Сев на нары, пришелец несколько минут прокашливался и чертыхался. Я снова лег: морил сон.
— Меня подвезли и оставили, я стучал, стучал, — говорил гость, стуча зубами — У вас же холодно, нельзя печку затопить? — В избушке, правда, опять было холодно.
— Нельзя. Топится по-черному, тогда нам придется выходить.
— Как же быть? Я промерз до кишок, а я только неделю, как после тифа.
— Ничего не поделать Ложитесь, спите, утром затопим, — бормотал я, проваливаясь в сон…

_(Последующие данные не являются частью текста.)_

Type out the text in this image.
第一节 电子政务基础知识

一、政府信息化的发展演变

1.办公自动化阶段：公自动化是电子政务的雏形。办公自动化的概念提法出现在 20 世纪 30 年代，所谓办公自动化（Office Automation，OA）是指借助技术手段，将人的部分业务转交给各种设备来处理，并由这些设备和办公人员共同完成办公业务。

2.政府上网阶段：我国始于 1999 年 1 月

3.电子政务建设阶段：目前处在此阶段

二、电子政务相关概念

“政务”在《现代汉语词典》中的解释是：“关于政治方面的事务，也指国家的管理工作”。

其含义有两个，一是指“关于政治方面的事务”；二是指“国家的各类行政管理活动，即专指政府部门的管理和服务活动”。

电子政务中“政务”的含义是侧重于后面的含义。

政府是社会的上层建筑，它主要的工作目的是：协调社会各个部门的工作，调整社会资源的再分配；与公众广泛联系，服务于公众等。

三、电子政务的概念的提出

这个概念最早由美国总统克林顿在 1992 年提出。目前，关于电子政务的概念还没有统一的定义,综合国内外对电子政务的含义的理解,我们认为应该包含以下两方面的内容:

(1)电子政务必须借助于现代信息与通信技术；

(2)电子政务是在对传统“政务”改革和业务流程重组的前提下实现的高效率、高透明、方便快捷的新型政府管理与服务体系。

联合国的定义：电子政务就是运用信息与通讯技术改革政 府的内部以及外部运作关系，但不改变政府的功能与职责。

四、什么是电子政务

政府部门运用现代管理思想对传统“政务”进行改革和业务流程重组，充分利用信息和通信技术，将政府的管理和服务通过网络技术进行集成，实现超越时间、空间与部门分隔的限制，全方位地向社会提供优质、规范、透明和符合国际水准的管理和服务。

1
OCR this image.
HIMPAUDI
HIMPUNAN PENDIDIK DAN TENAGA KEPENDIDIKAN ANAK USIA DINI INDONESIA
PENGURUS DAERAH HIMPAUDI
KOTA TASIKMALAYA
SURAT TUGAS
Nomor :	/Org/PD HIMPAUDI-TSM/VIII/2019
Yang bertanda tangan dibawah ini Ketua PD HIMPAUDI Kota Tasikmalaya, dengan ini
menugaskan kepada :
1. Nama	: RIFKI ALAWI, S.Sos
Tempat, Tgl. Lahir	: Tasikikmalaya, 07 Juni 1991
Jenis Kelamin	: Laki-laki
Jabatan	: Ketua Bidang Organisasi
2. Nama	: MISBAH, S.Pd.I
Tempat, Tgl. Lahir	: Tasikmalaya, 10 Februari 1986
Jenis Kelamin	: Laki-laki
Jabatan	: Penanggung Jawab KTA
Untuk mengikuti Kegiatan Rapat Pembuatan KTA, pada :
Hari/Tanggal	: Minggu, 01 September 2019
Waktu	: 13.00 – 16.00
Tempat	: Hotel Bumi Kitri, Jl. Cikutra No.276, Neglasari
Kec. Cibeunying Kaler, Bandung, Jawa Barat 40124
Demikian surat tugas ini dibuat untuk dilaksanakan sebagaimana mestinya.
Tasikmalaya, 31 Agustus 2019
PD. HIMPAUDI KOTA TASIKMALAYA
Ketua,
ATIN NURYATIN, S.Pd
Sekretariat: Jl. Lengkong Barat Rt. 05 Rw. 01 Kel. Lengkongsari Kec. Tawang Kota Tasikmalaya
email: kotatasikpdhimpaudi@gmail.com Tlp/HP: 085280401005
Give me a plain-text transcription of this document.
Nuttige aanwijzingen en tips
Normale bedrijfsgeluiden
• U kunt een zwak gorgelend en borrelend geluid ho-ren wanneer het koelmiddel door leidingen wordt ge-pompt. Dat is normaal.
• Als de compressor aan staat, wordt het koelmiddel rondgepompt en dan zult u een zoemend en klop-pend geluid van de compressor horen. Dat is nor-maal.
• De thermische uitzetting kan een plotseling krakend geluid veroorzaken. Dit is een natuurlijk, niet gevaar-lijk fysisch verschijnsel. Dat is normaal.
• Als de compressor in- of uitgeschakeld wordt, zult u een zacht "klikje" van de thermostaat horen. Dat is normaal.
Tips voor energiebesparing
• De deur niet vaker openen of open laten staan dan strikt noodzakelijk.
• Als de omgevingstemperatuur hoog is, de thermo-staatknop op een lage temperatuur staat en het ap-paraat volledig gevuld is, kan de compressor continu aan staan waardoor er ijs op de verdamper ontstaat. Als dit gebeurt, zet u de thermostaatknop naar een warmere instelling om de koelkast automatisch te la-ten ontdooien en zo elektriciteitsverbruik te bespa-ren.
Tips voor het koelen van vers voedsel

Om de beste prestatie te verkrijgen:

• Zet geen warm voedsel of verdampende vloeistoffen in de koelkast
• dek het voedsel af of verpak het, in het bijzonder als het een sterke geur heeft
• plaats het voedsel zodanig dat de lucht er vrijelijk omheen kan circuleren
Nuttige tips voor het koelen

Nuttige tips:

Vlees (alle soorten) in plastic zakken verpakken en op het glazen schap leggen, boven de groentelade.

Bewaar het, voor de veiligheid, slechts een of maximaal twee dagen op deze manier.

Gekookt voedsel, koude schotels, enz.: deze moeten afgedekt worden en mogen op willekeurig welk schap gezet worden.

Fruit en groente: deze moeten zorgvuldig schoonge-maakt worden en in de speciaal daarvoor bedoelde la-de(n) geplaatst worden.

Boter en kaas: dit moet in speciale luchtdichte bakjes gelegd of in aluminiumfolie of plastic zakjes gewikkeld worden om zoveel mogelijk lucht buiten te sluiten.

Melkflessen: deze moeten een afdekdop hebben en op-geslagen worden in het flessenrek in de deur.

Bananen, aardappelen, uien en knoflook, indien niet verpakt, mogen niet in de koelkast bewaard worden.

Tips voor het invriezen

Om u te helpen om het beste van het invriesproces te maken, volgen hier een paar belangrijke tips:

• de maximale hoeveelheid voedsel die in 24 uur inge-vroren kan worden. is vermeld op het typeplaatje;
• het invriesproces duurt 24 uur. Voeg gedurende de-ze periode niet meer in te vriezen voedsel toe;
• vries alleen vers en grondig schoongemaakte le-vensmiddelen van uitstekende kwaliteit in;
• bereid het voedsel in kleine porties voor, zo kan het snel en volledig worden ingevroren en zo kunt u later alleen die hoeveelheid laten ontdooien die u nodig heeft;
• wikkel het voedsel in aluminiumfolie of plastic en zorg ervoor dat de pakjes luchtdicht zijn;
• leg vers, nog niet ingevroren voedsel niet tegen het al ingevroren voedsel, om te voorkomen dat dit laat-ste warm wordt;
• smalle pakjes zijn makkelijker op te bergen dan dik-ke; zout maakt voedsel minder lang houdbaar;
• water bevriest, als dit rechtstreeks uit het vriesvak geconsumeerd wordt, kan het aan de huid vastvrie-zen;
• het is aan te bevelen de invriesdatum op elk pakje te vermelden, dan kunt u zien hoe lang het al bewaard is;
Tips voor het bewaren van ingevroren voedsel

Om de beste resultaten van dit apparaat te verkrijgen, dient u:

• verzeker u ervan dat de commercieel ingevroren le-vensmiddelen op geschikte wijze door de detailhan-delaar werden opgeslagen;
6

Компаньон по карантину оказался чудесным человеком, с детской душой. Высокий, худощавый, лет за тридцать, с простодушными глазами и лихо закрученными усами, — если его не знать, усы могли вводить в заблуждение, потому что придавали ему зверский вид Телеграфист с малой станции где-то за Моздоком, рыболов, охотник, балагур и весельчак, он представлялся мне типичным железнодорожным служакой, любителем душещипательных романсов под гитару, бесхитростным совращателем женских сердец, незатейливо ткавшим в глухом углу тихое и сытое российское бытие. Он даже вирши кропай — чувствительные, скверные, но способные тронуть своей беспомощностью и сквозившей в них любовью-благодарностью ко всему живому.
Быстро открыв себя и выложив свой душевный багаж, телеграфист успел передать и свое неутешимое горе. почему вырвали его из милой сердцу жизни под Моздоком и привезли сюда, в холодную северную глухомань? Он никому не делал зла — за что же его? Чего от него и от таких же, как он, хотят, зачем ломают жизнь, которая так хорошо у него шла? Зачем отнимают радость жить? Не находя ответа и не в силах заглушить свою боль, он загорался негодованием, жаждой действия — и скоро заговорил о том, что нельзя смиряться. надо бежать. Зимой нельзя, сотни (километров сугробов не одолеть, но придет лето. Он говорил об этом еще неуверенно, намеками и с жадной надеждой смотрел на меня: неужели я не пойму, не поддержу, не скажу, что он прав?
У меня за спиной было уже три года заключения, а в них немало обветшалых надежд. И по себе и по другим я знал эту тоску, боль по отнятой жизни — и желание уйти от этой боли, скрыться от незаслуженной обиды, от несправедливости, от всего, что взворошило, изломало, исковеркало жизнь. Это чувство часто переходит и в неспособный к примирению протест, в потребность не, уходить, а противопоставить себя непонятному, сразиться с ним, побороть. И именно такие люди, как мой сожитель, чистые и смирные душой, чаще оказывались самыми сильными, идущими до конца. Я не переставал думать о побеге и знал, что лучшего спутника, наверно, мне не найти. Но узнал я за три года и другое: как постепенно притупляется, угашается боль, — не исчезая, она словно опускается на дно души и человек каплю за каплей теряет решимость Житейская сутолока даже лагерной жизни, какие-то непредвиденные обстоятельства ежедневного бытия глушат, отодвигают животворную тоску, а с нею и представление о той силе, с которой надо бороться. Где она, в чем? Проходит год, два — и человек словно свыкается с болью, с тем, с чем свыкнуться нельзя, и нет уже у него силы, чтобы решиться.